Dali, seguiu para outro comício com cerca de 1.000 pessoas no bairro dos imigrantes de Oruro, em Santa Cruz. Oruro, uma área indígena e pobre do país, é o departamento natal e reduto eleitoral de Evo, onde obteve 80% dos votos em 2009. Devido ao grande crescimento econômico, Santa Cruz tem recebido milhares de migrantes por ano. O censo de 2012 aponta um crescimento de 37% da população na região entre 2001 e 2012. Eles estão entre os responsáveis por equilibrar as intenções de voto em favor de Evo naquela parte do país, um dos bastiões da oposição ao governo, a ponto de pleitear autonomia em 2008. Ao lado de Evo estava a jovem deputada Jennifer Echeverría, antes uma das vozes mais críticas a Evo – chegou a chamá-lo de “assassino”. Ela se uniu a ele na semana passada. Brindou a união com champanhe. “Foi a última a mudar”, diz a economista Yenny Soliz, mulher de um dirigente do Mas. “Alguns políticos se dão conta das mudanças que acontecem na Bolívia e se juntam. Outros cuidarão de seus interesses. Se o governo não os apoia, não se mantêm na política.”

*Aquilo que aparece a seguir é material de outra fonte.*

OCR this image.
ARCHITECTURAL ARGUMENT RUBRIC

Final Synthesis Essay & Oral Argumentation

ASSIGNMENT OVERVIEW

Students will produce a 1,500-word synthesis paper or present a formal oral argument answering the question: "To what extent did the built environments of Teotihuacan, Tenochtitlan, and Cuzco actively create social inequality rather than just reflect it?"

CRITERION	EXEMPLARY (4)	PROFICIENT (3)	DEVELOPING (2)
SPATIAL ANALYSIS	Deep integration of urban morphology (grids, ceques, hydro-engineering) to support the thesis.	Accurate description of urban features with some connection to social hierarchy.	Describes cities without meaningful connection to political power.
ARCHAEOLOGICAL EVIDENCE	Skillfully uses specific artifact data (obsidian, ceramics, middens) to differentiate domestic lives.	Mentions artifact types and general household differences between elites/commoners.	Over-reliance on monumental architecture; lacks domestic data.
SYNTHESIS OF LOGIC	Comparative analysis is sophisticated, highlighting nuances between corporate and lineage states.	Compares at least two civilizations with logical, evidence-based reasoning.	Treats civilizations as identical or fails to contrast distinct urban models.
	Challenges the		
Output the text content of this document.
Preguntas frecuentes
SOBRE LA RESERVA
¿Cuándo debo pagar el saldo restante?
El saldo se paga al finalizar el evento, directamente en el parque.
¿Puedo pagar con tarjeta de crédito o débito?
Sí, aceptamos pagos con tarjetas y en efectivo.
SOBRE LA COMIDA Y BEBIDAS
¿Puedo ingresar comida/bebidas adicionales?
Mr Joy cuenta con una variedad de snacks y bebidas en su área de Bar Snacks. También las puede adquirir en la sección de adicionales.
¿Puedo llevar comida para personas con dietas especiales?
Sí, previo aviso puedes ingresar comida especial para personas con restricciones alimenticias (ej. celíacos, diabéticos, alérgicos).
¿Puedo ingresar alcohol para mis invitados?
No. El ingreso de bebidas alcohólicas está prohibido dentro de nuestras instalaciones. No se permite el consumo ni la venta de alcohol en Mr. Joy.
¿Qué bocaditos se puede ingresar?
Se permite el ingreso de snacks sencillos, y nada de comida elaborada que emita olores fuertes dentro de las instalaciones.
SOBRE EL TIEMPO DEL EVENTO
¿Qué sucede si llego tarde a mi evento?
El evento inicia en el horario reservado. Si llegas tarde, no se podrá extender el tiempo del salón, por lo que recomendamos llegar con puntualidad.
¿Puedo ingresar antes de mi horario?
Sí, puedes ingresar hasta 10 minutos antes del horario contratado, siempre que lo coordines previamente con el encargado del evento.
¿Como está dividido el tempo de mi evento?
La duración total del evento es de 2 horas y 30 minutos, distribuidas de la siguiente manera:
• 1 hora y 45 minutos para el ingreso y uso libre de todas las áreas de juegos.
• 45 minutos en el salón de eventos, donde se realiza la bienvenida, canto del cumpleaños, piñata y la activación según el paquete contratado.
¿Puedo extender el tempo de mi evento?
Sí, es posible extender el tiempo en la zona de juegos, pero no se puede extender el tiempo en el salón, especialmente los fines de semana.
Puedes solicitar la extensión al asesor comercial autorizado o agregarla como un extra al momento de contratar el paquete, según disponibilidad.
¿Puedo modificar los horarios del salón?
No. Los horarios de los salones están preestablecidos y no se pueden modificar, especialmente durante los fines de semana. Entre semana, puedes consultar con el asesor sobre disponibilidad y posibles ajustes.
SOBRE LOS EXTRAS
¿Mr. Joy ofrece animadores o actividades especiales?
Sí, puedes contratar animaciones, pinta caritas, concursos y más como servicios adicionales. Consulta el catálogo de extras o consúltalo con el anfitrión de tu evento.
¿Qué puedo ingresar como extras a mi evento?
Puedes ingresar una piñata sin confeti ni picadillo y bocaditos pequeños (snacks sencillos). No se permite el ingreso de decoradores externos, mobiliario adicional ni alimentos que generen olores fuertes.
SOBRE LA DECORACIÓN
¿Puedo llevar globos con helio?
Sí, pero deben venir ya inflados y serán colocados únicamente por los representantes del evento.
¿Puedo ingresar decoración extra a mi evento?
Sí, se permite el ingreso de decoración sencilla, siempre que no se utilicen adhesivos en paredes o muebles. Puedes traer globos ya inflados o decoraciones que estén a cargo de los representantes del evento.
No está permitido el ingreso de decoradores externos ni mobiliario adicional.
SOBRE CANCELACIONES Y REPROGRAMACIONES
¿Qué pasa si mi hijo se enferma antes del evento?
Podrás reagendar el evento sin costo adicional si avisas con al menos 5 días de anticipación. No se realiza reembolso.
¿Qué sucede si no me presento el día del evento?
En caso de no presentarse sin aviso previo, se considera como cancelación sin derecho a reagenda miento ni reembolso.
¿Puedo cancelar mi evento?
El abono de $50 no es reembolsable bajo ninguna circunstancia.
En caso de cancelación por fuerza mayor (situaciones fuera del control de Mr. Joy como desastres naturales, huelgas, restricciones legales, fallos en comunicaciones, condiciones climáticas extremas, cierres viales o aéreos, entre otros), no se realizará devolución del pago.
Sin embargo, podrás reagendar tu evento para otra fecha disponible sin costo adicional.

A deputada Jennifer, que não atendeu aos pedidos de entrevista a ÉPOCA, é um símbolo da encruzilhada da oposição boliviana diante do poder e da popularidade de Evo no país mais pobre da América do Sul. Por causa dos avanços econômicos da Bolívia, muitos oposicionistas se viram forçados a aderir ao governo. Quem não seguiu o adesismo, minguou no cenário político, silenciado e sufocado pelo governo com perseguições políticas e judiciais. A oposição remanescente, dividida, não consegue encontrar um caminho. Sem um nome forte e capaz de abalar a imagem de Evo, os adversários têm dificuldades em conquistar a população no momento em que o país, liderado por Evo, passa por um período de prosperidade econômica.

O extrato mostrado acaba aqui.